Whether it’s by accident or design, certain patterns can emerge during an actor’s career that accidentally make them the face of a highly specific subgenre. For Matt Damon, it’s being rescued onscreen.
It’s become a running gag that the Academy Award-winning screenwriter, cameo king, character actor, and leading man frequently finds himself in danger that necessitates an assist. It’s happened so often that somebody even tallied up the total cost, and it’s a whisker away from reaching a trillion dollars.
Is he worth it? Damon would say so, and he was even confronted with the numbers. It’s become woven into his celluloid folklore that he might genuinely be reluctant to take on another film that requires him to be rescued from peril, although Christopher Nolan’s The Odyssey may disagree, seeing as it looks like it’s about to happen all over again.
He was retrieved from behind enemy lines in Saving Private Ryan and Courage Under Fire, evacuated from a doomed planet in the animated Titan AE, escorted off-world in Elysium, held captive by local forces in Green Zone, saved from being stranded on a time-bending planet in Interstellar, and safely brought home from Mars in The Martian, none of which comes cheap.
The estimated cost of rescuing Matt Damon from his various mishaps on this planet or another one across both live-action and animation was totalled at around $900 billion, over half of which came from Interstellar alone.
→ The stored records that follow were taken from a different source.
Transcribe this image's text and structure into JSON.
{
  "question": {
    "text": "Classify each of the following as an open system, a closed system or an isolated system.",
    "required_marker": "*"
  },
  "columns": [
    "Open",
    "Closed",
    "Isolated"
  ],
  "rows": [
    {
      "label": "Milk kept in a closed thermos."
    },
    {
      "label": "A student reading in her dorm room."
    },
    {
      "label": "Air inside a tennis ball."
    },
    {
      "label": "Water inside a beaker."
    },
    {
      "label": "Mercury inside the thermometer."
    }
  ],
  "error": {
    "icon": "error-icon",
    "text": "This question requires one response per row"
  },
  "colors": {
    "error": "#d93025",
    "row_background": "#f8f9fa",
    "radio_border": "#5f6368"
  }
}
When shown the facts, the actor tried to offer a meagre defence of his recurring habit.
Once Access Hollywood told him it was only $300,000 to be whisked away from danger via helicopter in Courage Under Fire, Damon seemed pleased: “That’s a bargain!” When Titan AE‘s $200 billion rescue attempt was mentioned, though, he had a different take: “That’s kind of not fair, that’s an animated movie,” he pleaded. “So I just did a voice for that movie, like 20 years ago.”
Damon suggested that “to give up $200 billion for that one was a little tough” because he was only standing in a recording booth, but he still tried to wrangle his way out of being rescued in Nolan’s sci-fi epic. “Again, that was a cameo!” he countered. “That was less than a week of work.”
As for his most expensive rescue in Ridley Scott’s Oscar-nominated drama that definitely wasn’t a musical or comedy, Damon’s defence was a little more meek. “Come on, I’m a good guy!” It doesn’t matter if he’s a good guy, a bald convict, a fresh-faced soldier, or a voiceover artist; he doesn’t make a very strong case for hundreds of billions of dollars being funnelled towards his constant exfiltrations.
To be fair, he’s in the midst of a decent run. It’s been years since a movie cast Damon as a character in need of rescue, and it might have something to do with his awareness of the meme. He’s always been smart enough to play the Hollywood game at the top level, and if too many people think he’s being saved too often, then there’s a high chance he’s actively avoiding any scripts that place him in such peril.